Think & Built Bigger Faster Better

The use of Artificial Intelligence (AI) in a number of technologies has proven to have positive and negative effects on the field of cyber security in various ways. We each see how deep-fake data is generated by AI to deceive, rob, or swindle people. Businesses are increasingly abusing AI technologies to launch large-scale DOS (Denial of Service) assaults, carry out complex cyberattacks through social engineering, and create self-managed malware that may evade detection.

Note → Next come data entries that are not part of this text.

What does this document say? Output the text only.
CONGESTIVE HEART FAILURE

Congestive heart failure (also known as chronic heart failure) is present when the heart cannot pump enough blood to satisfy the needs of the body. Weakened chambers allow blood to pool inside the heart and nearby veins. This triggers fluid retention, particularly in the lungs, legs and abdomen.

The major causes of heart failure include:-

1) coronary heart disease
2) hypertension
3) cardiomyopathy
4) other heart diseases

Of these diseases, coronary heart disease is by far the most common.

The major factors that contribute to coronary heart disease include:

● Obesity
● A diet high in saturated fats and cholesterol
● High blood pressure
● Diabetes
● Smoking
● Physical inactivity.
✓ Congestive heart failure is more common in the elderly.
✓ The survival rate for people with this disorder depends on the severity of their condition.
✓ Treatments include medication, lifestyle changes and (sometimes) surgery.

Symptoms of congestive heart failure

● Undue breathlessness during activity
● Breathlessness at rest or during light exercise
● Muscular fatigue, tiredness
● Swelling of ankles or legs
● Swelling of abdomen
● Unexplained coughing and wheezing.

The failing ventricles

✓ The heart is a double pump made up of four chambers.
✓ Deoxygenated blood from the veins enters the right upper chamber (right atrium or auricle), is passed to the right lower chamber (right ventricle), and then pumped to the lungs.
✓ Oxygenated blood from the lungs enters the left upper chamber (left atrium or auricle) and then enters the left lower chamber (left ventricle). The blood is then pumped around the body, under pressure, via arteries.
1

These and other harmful assault techniques are starting to cost corporations money. On the global stage, it is clear that modern warfare uses cutting-edge technologies to address geopolitical issues. While AI-based technologies are on the one hand a cause for concern, they can help in the fight against cybercrime if applied properly. The use of AI needs to be more thoroughly incorporated in three areas if we want to improve our overall cybersecurity objectives.

1. AI-enhanced cybersecurity tools:

Virtually every security product available today, such as firewalls, content filtering, intrusion prevention/detection systems, deception technologies, endpoint protection tools, SIEM, DLP, and a lengthy list of other items, can incorporate artificial intelligence (AI). Thanks to branches of AI including machine learning (ML), deep learning (DL), and natural language processing (NLP), the use cases, built-in responses to anomaly detection, and detection accuracy of these products have all considerably increased. Finding rare anomalies that could also be zero-day vulnerabilities, examining subtle behavioral patterns to spot the smallest hazard, and creating predictive intelligence through data scraping are some of the more recent uses. Additional advancements in this field need to be made with the appropriate investment in research and testing to fully realize the benefits of progress.

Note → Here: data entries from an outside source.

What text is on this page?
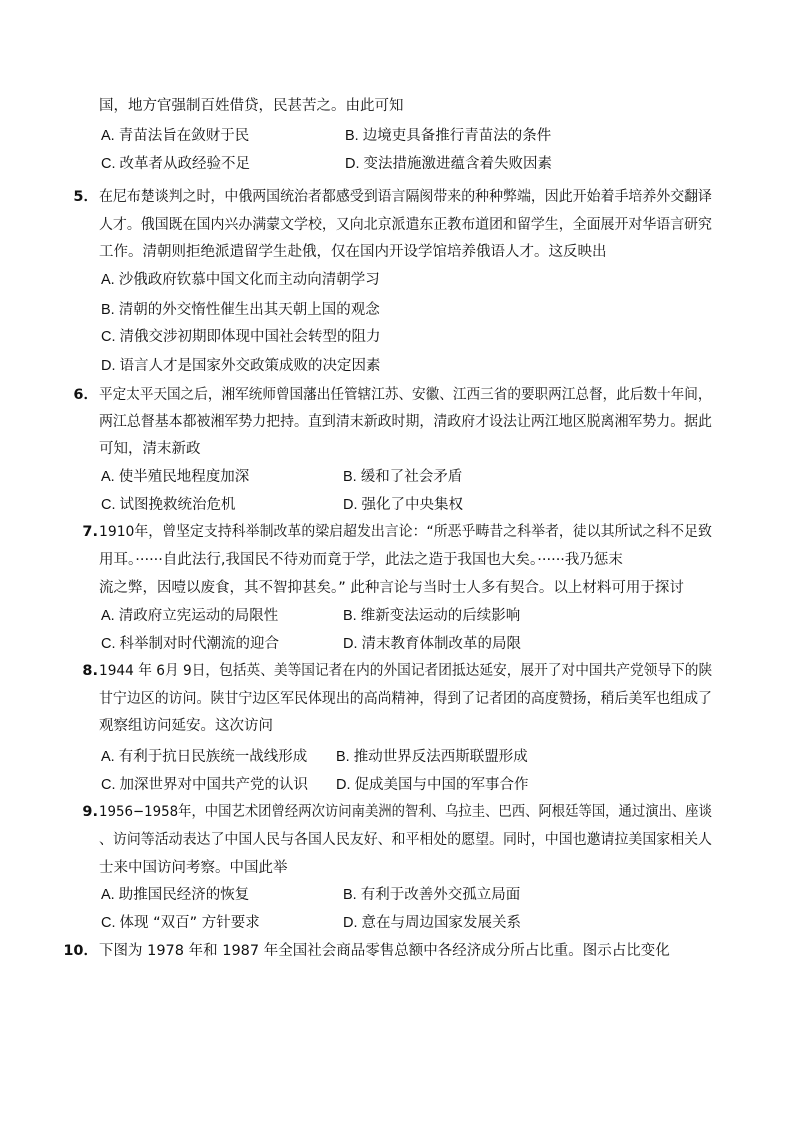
国，地方官强制百姓借贷，民甚苦之。由此可知
A. 青苗法旨在敛财于民	B. 边境吏具备推行青苗法的条件
C. 改革者从政经验不足	D. 变法措施激进蕴含着失败因素
5． 在尼布楚谈判之时，中俄两国统治者都感受到语言隔阂带来的种种弊端，因此开始着手培养外交翻译
人才。俄国既在国内兴办满蒙文学校，又向北京派遣东正教布道团和留学生，全面展开对华语言研究
工作。清朝则拒绝派遣留学生赴俄，仅在国内开设学馆培养俄语人才。这反映出
A. 沙俄政府钦慕中国文化而主动向清朝学习
B. 清朝的外交惰性催生出其天朝上国的观念
C. 清俄交涉初期即体现中国社会转型的阻力
D. 语言人才是国家外交政策成败的决定因素
6． 平定太平天国之后，湘军统师曾国藩出任管辖江苏、安徽、江西三省的要职两江总督，此后数十年间，
两江总督基本都被湘军势力把持。直到清末新政时期，清政府才设法让两江地区脱离湘军势力。据此
可知，清末新政
A. 使半殖民地程度加深	B. 缓和了社会矛盾
C. 试图挽救统治危机	D. 强化了中央集权
7. 1910年，曾坚定支持科举制改革的梁启超发出言论：“所恶乎畴昔之科举者，徒以其所试之科不足致
用耳。······自此法行,我国民不待劝而竟于学，此法之造于我国也大矣。······我乃惩末
流之弊，因噎以废食，其不智抑甚矣。” 此种言论与当时士人多有契合。以上材料可用于探讨
A. 清政府立宪运动的局限性	B. 维新变法运动的后续影响
C. 科举制对时代潮流的迎合	D. 清末教育体制改革的局限
8. 1944 年 6月 9日，包括英、美等国记者在内的外国记者团抵达延安，展开了对中国共产党领导下的陕
甘宁边区的访问。陕甘宁边区军民体现出的高尚精神，得到了记者团的高度赞扬，稍后美军也组成了
观察组访问延安。这次访问
A. 有利于抗日民族统一战线形成 B. 推动世界反法西斯联盟形成
C. 加深世界对中国共产党的认识 D. 促成美国与中国的军事合作
9. 1956−1958年，中国艺术团曾经两次访问南美洲的智利、乌拉圭、巴西、阿根廷等国，通过演出、座谈
、访问等活动表达了中国人民与各国人民友好、和平相处的愿望。同时，中国也邀请拉美国家相关人
士来中国访问考察。中国此举
A. 助推国民经济的恢复	B. 有利于改善外交孤立局面
C. 体现 “双百” 方针要求	D. 意在与周边国家发展关系
10． 下图为 1978 年和 1987 年全国社会商品零售总额中各经济成分所占比重。图示占比变化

2. Automation powered by AI for security and legal compliance: 

While AI can be used to identify novel threats, weaknesses, or behaviors that are not yet known, these risks eventually become well-known and have a standard curve. With the use of AI-driven automation tools or AI built into already-existing automation technologies, these mitigating responses can be carried out without or with limited human involvement. Through the use of tools like Security Orchestration, Automation, and Response (SOAR), automation powered by AI is already automating threat responses that call for low-skilled triage. Now, compliance procedures and IT operational tasks that support preventive security can be automated with the use of robotic process automation (RPA) platforms, an alternative to SOAR systems. AI-powered automation software is becoming easier to use with the help of low-code and no-code platforms, which is increasing IT and business productivity.

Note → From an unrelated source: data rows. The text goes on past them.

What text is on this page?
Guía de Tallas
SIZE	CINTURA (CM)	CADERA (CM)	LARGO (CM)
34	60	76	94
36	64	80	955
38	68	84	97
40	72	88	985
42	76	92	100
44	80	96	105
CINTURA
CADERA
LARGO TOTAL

3. AI-based security use cases integrated into company infrastructure or business software:

We see the use of AI technologies like ML, DL, NLP, speech recognition, and image processing in commercial applications. We are also witnessing the fusion of AI with IT infrastructure, including SD-WAN, Edge Computing, etc. These solutions won’t benefit from traditional security methods because many of them diverge from the traditional enterprise architecture. The secret to securing new technologies is identifying potential misuse use cases and integrating native safety measures into the solutions.